For organizations that have not yet started down the path of leveraging big data and data science, the number one barrier is simply not knowing if the benefits are worth the cost and effort. I hope to make those benefits clear in this book, along the way providing case studies to illustrate the value and risks involved.

In the second half of this book, I’ll describe practical steps for creating a data strategy and for getting data projects done within your organization. I’ll talk about how to bring the right people together and create a plan for collecting and using data.
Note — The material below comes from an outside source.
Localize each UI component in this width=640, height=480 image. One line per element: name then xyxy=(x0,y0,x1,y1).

I’ll discuss specific areas in which data science and big data tools can be used within your organization to improve results, and I’ll give advice on finding and hiring the right people to carry out these plans.

I’ll also talk about additional considerations you’ll need to address, such as data governance and privacy protection, with a view to protecting your organization against competitive, reputational and legal risks.
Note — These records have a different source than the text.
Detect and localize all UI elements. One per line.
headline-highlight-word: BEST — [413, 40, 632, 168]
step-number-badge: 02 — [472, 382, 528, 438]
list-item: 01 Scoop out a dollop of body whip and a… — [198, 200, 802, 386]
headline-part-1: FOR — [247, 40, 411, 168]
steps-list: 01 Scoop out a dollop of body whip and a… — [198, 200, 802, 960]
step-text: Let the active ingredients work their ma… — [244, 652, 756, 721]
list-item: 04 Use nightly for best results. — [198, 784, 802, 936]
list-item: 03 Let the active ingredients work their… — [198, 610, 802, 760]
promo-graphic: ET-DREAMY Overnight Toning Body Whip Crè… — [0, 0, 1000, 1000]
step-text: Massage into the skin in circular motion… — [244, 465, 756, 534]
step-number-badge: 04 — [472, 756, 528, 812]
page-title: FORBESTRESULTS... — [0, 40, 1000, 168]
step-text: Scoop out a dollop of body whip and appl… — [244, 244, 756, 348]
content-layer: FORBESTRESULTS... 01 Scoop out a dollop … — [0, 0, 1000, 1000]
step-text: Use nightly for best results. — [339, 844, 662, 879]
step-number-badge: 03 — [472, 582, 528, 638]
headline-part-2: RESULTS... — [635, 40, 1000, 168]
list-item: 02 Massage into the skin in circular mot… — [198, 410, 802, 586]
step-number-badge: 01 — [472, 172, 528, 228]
We’ll end with additional practical advice for successfully carrying out data initiatives within your organization.

Overview of chapters

Part 1: Big data demystified

Chapter 1: The story of big data

How big data developed into a phenomenon, why big data has become such an important topic over the past few years, where the data is coming from, who is using it and why, and what has changed to make possible today what was not possible in the past.

Chapter 2: Artificial intelligence, machine learning and big data

A brief history of artificial intelligence (AI), how it relates to machine learning, an introduction to neural networks and deep learning, how AI is used today and how it relates to big data, and some words of caution in working with AI.

Chapter 3: Why is big data useful?

How our data paradigm is changing, how big data opens new opportunities and improves established analytic techniques, and what it means to be data-driven, including success stories and case studies.

Chapter 4: Use cases for (big) data analytics

An overview of 20 common business applications of (big) data, analytics and data science, with an emphasis on ways in which big data improves existing analytic methods.

Chapter 5: Understanding the big data ecosystem

Overview of key concepts related to big data, such as open-source code, distributed computing and cloud computing.

Part 2: Making the big data ecosystem work for your organization

Chapter 6: How big data can help guide your strategy

Using big data to guide strategy based on insights into your customers, your product performance, your competitors and additional external factors.

Chapter 7: Forming your strategy for big data and data science

Step-by-step instructions for scoping your data initiatives based on business goals and broad stakeholder input, assembling a project team, determining the most relevant analytics projects and carrying projects through to completion.

Chapter 8: Implementing data science – analytics, algorithms and machine learning

Overview of the primary types of analytics, how to select models and databases, and the importance of agile methods to realize business value.

Chapter 9: Choosing your technologies

Choosing technologies for your big data solution: which decisions you’ll need to make, what to keep in mind, and what resources are available to help make these choices.

Chapter 10: Building your team

The key roles needed in big data and data science programmes, and considerations for hiring or outsourcing those roles.

Chapter 11: Governance and legal compliance

Principles in privacy, data protection, regulatory compliance and data governance, and their impact from legal, reputational and internal perspectives. Discussions of PII, linkage attacks and Europe’s new privacy regulation (GDPR). Case studies of companies that have gotten into trouble from inappropriate use of data.

Chapter 12: Launching the ship – successful deployment in the organization

Case study of a high-profile project failure. Best practices for making data initiatives successful in your organization, including advice on making your organization more data-driven, positioning your analytics staff within your organization, consolidating data and using resources efficiently.